The Python reader is implemented in the module feh_io
. To install it from Github, execute the following command:
pip install feh_io@git+https://github.com/UI-Research/RreadFEH/
The function read_feh_data_file()
is all that is needed for reading a DYNASIM file. For example:
import feh_io
header_file = 'C:/Users/dcosic/Documents/Dynasim/Dynasim-core/run/dynasipp_header_even.dat'
person_file = 'C:/Users/dcosic/Documents/Dynasim/Dynasim-core/run/dynasipp_person_even.dat'
family_file = 'C:/Users/dcosic/Documents/Dynasim/Dynasim-core/run/dynasipp_family_even.dat'
# Read 10 records from each person and family file
perdata = feh_io.read_feh_data_file(header_file, person_file, file_type='person', count=10)
famdata = feh_io.read_feh_data_file(header_file, family_file, file_type='family', count=10)
For the R reader, its main piece is the code in read_codebook.R
that reads DYNASIM's codebook and constructs column names for the data frame.
DYNASIM codebook specifies the logical layout of the person and family records. A record generally includes so called static variables, which contain a single value, and micro time-series, which contain values for a range of years. For each variable on a record, the codebook specifies its name, starting position, and end position. For micro time-series, the codebook also specifies the year range.
Important
All variables are 32-bit integers. The values of starting and ending position of a variable are not used.

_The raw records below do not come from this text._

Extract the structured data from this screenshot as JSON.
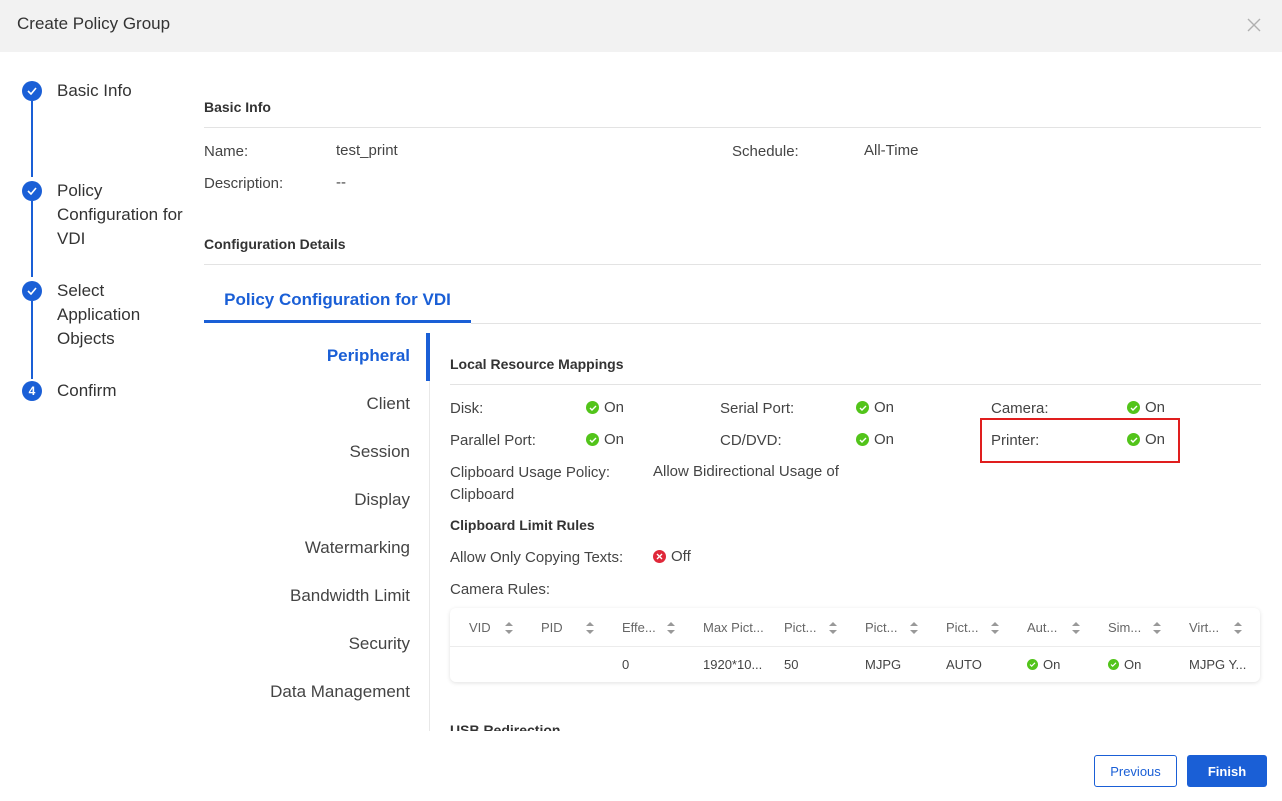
{
  "dialog": {
    "title": "Create Policy Group"
  },
  "stepper": [
    {
      "label": "Basic Info",
      "state": "done"
    },
    {
      "label": "Policy Configuration for VDI",
      "state": "done"
    },
    {
      "label": "Select Application Objects",
      "state": "done"
    },
    {
      "label": "Confirm",
      "state": "current",
      "number": "4"
    }
  ],
  "basic_info": {
    "title": "Basic Info",
    "name_label": "Name:",
    "name_value": "test_print",
    "schedule_label": "Schedule:",
    "schedule_value": "All-Time",
    "description_label": "Description:",
    "description_value": "--"
  },
  "config": {
    "title": "Configuration Details",
    "tab": "Policy Configuration for VDI",
    "sidenav": [
      "Peripheral",
      "Client",
      "Session",
      "Display",
      "Watermarking",
      "Bandwidth Limit",
      "Security",
      "Data Management"
    ]
  },
  "peripheral": {
    "title": "Local Resource Mappings",
    "disk_label": "Disk:",
    "disk_value": "On",
    "serial_label": "Serial Port:",
    "serial_value": "On",
    "camera_label": "Camera:",
    "camera_value": "On",
    "parallel_label": "Parallel Port:",
    "parallel_value": "On",
    "cddvd_label": "CD/DVD:",
    "cddvd_value": "On",
    "printer_label": "Printer:",
    "printer_value": "On",
    "clipboard_label": "Clipboard Usage Policy:",
    "clipboard_value_1": "Allow Bidirectional Usage of",
    "clipboard_value_2": "Clipboard",
    "clipboard_rules_title": "Clipboard Limit Rules",
    "copy_text_label": "Allow Only Copying Texts:",
    "copy_text_value": "Off",
    "camera_rules_label": "Camera Rules:",
    "next_section_partial": "USB Redirection"
  },
  "camera_table": {
    "headers": [
      "VID",
      "PID",
      "Effe...",
      "Max Pict...",
      "Pict...",
      "Pict...",
      "Pict...",
      "Aut...",
      "Sim...",
      "Virt..."
    ],
    "row": [
      "",
      "",
      "0",
      "1920*10...",
      "50",
      "MJPG",
      "AUTO",
      "On",
      "On",
      "MJPG Y..."
    ]
  },
  "footer": {
    "previous": "Previous",
    "finish": "Finish"
  },
  "colors": {
    "accent": "#1a5fd6",
    "on": "#52c41a",
    "off": "#e0283a",
    "highlight": "#e01e1e"
  }
}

A sample codebook is in codebook_2087ds.sipp2006
. To obtain column names, execute the following code:
library(tidyverse)
source("read_codebook.R")
rec_struct <- get_col_names(paste0(here::here(), '/codebook_2087ds.sipp2006'))
The read_feh.R
file contains code that reads a DYNASIM output file, but this repo does not contain any sample output files.
Sex is encoded in variable SEX.
- Men: SEX==1
- Women: SEX==2
Race and ethnicity are encoded in variable ETHNCTY.
- Asian: 4000 <= ETHNCTY <= 4999
- Black: 2000 <= ETHNCTY <= 2999
- Hispanic:
- 1014 <= ETHNCTY <= 1020 or
- 2014 <= ETHNCTY <= 2020 or
- 3014 <= ETHNCTY <= 3020 or
- 4014 <= ETHNCTY <= 4020
- White: 1000 <= ETHNCTY <= 1999
- Other: 3000 <= ETHNCTY <= 3999
Educational attainment is encoded in the vector GRADECAT as the number of completed grades. It can take values from 0 to 18.